Finding the 3-slot nvlink bridge is hard and it's usually expensive. I think it's not worth it in most cases. I managed to find a cheap used one. Cooling is also a challenge. The cards are 2.7 slots wide and the spacing is usually 3 slots, so there isn't much room. Some people are putting 3d printed shrouds on the back of the PC case to suck the air out of the cards with an extra external fan. Also limiting the power from 350W to 280W or so per card doesn't cost a lot of performance. The CPU is not limiting the performance at all, as long as you have 4 cores per GPU you're good.
2x RTX 3090
128 GB DDR5
Intel core i9 600 series
Z790 Mainboard
I used Intel instead of AMD for the cpu, which pushed my prices higher... but I saved on the back side by skipping the NVLink Bridge.
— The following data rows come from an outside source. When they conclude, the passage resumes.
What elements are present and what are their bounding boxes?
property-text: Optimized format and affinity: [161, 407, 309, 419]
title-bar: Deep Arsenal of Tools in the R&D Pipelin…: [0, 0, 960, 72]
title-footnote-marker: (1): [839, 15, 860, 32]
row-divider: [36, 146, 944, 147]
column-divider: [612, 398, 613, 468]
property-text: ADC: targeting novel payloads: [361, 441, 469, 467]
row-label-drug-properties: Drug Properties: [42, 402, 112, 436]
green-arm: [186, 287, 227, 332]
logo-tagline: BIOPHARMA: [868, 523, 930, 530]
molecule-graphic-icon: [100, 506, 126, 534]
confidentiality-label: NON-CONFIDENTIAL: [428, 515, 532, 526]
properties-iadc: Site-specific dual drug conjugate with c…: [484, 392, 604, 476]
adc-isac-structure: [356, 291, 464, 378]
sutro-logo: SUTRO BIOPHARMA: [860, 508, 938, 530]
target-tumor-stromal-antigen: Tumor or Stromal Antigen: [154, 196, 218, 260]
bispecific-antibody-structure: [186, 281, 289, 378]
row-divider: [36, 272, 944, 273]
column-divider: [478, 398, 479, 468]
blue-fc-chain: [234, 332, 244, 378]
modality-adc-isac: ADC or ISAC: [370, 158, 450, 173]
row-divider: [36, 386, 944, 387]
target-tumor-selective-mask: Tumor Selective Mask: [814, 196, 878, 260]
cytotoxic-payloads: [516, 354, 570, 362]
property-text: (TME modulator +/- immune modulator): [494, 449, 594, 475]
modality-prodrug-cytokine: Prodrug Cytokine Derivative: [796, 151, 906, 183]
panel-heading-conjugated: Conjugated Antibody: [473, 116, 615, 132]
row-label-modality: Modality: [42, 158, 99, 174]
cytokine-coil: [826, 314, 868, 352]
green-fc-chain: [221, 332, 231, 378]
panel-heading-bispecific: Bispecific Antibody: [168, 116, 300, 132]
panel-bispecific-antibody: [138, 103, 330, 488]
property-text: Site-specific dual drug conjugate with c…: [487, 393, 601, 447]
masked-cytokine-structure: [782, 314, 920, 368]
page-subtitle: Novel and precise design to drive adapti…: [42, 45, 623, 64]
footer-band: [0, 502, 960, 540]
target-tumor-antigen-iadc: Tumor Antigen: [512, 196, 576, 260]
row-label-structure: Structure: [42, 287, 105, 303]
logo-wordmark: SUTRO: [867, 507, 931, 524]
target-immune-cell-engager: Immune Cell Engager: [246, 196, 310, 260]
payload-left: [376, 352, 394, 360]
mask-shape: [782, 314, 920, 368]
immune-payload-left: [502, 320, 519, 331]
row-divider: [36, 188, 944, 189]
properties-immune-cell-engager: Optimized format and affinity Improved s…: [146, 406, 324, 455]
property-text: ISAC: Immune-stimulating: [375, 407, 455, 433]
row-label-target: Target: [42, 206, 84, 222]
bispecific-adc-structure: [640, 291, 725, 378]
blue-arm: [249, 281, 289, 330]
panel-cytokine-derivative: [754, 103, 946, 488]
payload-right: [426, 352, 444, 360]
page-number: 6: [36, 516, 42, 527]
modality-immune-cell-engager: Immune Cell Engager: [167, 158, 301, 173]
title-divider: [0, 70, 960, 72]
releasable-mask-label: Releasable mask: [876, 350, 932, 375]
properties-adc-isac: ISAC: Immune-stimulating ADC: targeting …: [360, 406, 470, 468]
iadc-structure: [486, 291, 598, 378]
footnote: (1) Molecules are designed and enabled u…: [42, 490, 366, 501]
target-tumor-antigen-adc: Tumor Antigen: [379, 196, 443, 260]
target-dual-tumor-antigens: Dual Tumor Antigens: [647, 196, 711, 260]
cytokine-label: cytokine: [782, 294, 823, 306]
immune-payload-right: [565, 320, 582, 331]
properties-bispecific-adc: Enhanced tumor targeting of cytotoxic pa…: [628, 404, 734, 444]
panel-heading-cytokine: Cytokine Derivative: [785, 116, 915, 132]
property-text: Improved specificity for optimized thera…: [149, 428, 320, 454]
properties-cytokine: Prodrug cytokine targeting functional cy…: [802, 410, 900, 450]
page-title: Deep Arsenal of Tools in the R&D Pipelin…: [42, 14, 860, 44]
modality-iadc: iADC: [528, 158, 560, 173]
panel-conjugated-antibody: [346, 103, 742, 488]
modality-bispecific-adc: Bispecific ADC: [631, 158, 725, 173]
Good to know I'm not missing much with out the Bridge, since I get about 13tok/s on Llama-65B 4 bit if I push all layers onto the GPU.
ps: ~280W power limit is a good call, it won't heat up your room too much.
But after Stable Diffusion came out, I started to play around with it and was pleasantly surprised that the GPU could handle it!
The setup is a little messy, and Linux only.
For someone targeting AI, definitely pick an Nvidia card with 12+ GBs of VRAM.
4090 ($1,600) > 3090 ($1300 new - $600 used) > 3060 ($300)
used 3090 is ideal value. Lots of models will need the 24gb ram
Two, I recommend ignoring electricity cost and using all you can. If it's cheaper now than it ever will be, use it while it's cheap. If it will go down due to renewables, nuclear, etc in the future, it's good to buy up the GPUs while their price is artificially depressed from energy fears.
Third, go for server type PSUs and breakout boards. The server PSUs cant be beaten in watts for your dollar, and are extremely efficient.
Finally, consider scooping up some x79 and x99 xeon boards from Chinese sellers. They're cheap as hell, have PCI lanes out the wazoo, etc. This means you don't have to fool with as many mobos to run the same amount of gpus. If you go this route, don't get the bottom of the barrel no-name motherboards. Machinist is a decent one.
But Nvidias monopoly mean a they cripple their retail cards and push the AI stuff to data centers.
If only there was many manufacturers of AI hardware and software there would be abundant cheap products at every level.
AMD and Intel don’t seem to be able to compete and there’s no sign that will change.
So AI is going to remain expensive and hard to get for a very long time.